The association is governed by a board of directors and working groups, following governance patterns similar to the Apache Software Foundation and the Mozilla Foundation. Operational committees oversee areas like release management, finance, and events; these committees reflect structures comparable to those at FreeBSD Foundation and the OpenStack Foundation. Technical governance involves a core team responsible for branch management and quality assurance practices akin to those used by GitLab and Canonical.
Advisory roles often include academics from institutions like EPFL and ETH Zurich and industry contributors from companies with research groups such as Microsoft Research and Facebook AI Research. Legal and fiscal administration follows models similar to non-profits registered under Swiss law, interacting with entities such as the Swiss Federal Institute of Technology Lausanne in administrative collaborations.
The association organizes annual conferences and workshops modeled after ESUG and Squeakfest, sponsors satellite events at major gatherings like FOSDEM and CeBIT, and supports educational initiatives comparable to Google Summer of Code and the Erasmus Programme. It curates tutorials and curricula for universities akin to syllabi used at Massachusetts Institute of Technology and Stanford University courses, and runs mentoring programs in the spirit of Outreachy.

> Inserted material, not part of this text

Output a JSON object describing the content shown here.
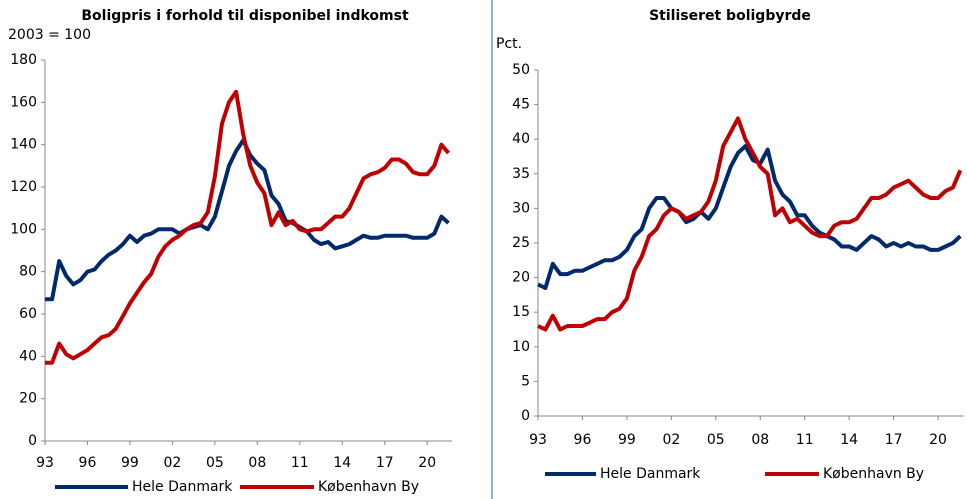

Technical activities include coordinated release cycles inspired by the Semantic Versioning approach and integration testing strategies used by projects at Continuous Delivery Foundation. The association also conducts certification and training sessions similar in concept to programs by Red Hat and Oracle Academy.
Key outputs reflect contributions to the Pharo virtual machine, tools, and libraries, paralleling efforts by teams behind OpenJDK and LLVM. The association supports ecosystem projects comparable to package managers like CPAN and npm, and toolchains influenced by editors and environments from Visual Studio Code and Emacs. Community-driven research collaborations produced work presented at venues such as ICFP and SPLASH.
The association has enabled contributions to language interoperability projects analogous to GraalVM and to visualization and IDE tooling akin to PharoLauncher and other community tools. Its stewardship resembles the project support roles of organizations like the Apache Software Foundation and the Eclipse Foundation.
Membership categories include individual, institutional, and corporate tiers similar to models used by the Python Software Foundation and the Linux Foundation. Members participate in elections, working groups, and budget approval processes comparable to democratic procedures at the Free Software Foundation and the KDE e.V.. Governance documents codify procedures for transparency and conflict resolution following best practices used by organizations such as the Open Source Initiative.
Funding sources combine donations, sponsorships from companies like Google and IBM, and revenue from events similarly to funding mixes at Mozilla Foundation and Apache Foundation affiliates. Annual reports and meeting minutes mirror reporting norms of non-profits such as the Internet Society.
The association partners with academic institutions like University of Oxford, research labs such as INRIA, and industry partners including Cisco Systems and Siemens for collaborative projects. Community engagement includes participation in hackathons connected to HackMIT and regional meetups similar to PyCon and RailsConf satellite events. Outreach to schools and coding bootcamps draws on methods employed by initiatives such as Code.org and Girls Who Code.
International collaborations include joint workshops with organizations like ACM and IEEE and alignment with open source policy discussions involving groups such as European Commission panels and standardization bodies like ISO. The association’s community-driven model echoes cooperative networks found in the OpenStack Foundation and the Cloud Native Computing Foundation.